Borrowing costs on the West African nation’s $500 million of dollar bonds rose six basis points, or 0.06 percent, to 5.464 percent as of 4:13 p.m. in London, the highest since March 23. The currency of Africa’s biggest oil producer slid less than 0.1 percent to 157.67 per dollar.
Crude fell on projections that U.S. stockpiles rose to the highest level for this time of year since 1990 and a decline in Chinese oil imports.
“Nigeria remains extremely dependent on oil-related revenue for its fiscal earnings,” Razia Khan, regional head of research for Africa at Standard Chartered Plc, wrote in a report today.
Yields on domestic 2019 bonds fell eight basis points to 15.21 percent, according to April 5 prices on the Financial Markets Dealers Association website.
The naira has gained 2.9 percent against the dollar this year, according to data compiled by Bloomberg, as a 12 percent advance in the nation’s benchmark Bonny Light crude has supported the increase in reserves.
Foreign-exchange reserves have risen 9 percent this year to $35.8 billion as of April 4, according to the Central Bank of Nigeria.
Ghana’s cedi dropped 0.9 percent to 1.7925 per dollar, the lowest on record, as of 3:17 p.m. in Accra, the capital.
The Bank of Ghana’s Monetary Policy Committee will decide April 13 whether to change the key interest rate. The Accra-based central bank unexpectedly raised the policy rate for the first time in three years in February, increasing it by 100 basis points to 13.5 percent to bolster a weakening currency.

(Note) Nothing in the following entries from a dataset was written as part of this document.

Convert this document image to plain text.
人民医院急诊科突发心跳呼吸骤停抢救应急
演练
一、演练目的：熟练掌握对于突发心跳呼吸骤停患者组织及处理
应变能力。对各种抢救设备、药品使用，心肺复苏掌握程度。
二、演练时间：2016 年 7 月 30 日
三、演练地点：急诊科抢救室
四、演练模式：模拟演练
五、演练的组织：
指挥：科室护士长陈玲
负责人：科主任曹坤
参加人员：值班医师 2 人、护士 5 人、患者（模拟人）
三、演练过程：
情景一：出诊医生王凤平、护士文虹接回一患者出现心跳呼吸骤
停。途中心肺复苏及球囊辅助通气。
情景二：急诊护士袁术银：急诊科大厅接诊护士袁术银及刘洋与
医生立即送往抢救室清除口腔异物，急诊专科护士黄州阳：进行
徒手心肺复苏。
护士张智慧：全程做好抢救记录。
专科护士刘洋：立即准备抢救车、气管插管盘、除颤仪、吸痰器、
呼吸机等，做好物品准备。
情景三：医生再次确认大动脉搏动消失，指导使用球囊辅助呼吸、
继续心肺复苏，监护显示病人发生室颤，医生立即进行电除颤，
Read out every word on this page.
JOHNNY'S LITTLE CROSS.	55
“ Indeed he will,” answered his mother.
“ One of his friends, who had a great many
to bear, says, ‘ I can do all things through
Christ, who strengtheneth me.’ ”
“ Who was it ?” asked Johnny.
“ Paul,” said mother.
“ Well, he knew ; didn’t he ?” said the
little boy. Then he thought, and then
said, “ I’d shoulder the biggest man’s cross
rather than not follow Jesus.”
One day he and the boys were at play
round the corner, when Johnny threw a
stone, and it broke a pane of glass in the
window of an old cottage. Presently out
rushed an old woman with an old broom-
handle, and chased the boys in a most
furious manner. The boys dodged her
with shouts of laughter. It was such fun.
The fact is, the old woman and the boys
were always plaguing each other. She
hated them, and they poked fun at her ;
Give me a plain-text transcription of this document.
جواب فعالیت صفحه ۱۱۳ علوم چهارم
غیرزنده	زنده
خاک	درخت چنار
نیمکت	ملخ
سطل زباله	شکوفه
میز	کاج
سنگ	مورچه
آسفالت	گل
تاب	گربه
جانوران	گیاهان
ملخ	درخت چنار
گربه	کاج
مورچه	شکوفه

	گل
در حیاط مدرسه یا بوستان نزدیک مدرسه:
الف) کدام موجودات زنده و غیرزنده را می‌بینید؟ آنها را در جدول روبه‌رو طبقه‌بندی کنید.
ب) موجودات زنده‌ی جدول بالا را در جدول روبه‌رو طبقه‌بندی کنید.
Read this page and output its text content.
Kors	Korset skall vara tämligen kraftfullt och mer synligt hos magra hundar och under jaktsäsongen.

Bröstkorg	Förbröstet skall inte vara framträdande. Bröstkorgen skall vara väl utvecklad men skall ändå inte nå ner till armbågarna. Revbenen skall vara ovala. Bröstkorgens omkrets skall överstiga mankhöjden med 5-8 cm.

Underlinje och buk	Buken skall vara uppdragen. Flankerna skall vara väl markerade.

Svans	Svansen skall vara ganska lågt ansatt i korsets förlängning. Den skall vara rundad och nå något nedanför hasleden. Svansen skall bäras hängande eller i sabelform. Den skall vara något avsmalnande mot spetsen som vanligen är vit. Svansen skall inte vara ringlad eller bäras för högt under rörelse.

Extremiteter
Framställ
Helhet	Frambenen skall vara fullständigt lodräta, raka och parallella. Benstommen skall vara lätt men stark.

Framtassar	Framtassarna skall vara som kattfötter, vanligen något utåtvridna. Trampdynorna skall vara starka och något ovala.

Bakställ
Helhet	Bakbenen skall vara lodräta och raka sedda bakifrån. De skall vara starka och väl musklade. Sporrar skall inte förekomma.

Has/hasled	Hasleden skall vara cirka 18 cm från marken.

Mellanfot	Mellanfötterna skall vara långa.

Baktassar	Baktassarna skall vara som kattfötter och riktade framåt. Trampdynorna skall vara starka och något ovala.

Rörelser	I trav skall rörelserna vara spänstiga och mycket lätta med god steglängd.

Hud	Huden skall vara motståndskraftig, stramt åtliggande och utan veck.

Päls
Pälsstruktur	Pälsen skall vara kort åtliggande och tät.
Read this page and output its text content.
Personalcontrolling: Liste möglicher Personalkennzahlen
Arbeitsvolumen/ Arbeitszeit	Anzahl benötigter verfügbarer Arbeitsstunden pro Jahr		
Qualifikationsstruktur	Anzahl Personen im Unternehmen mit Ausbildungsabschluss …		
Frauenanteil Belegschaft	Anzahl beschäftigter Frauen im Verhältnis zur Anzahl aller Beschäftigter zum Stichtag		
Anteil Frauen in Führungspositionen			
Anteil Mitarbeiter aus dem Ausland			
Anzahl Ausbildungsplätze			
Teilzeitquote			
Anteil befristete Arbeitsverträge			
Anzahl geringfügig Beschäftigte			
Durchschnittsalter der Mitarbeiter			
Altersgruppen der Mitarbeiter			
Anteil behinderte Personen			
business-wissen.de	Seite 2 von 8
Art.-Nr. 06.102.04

The cedi, which has slumped 8.5 percent this year, is at risk of heading lower than 1.79 per dollar this week “unless the Bank of Ghana intervenes aggressively to ensure adequate U.S. dollar liquidity,” Celeste Fauconnier and Nema Ramkhelawan-Bhana, Johannesburg-based Africa strategists at Rand Merchant Bank, wrote in an e-mailed note today. “Exchange rate volatility will be a key consideration in the MPC’s decision-making process this week.”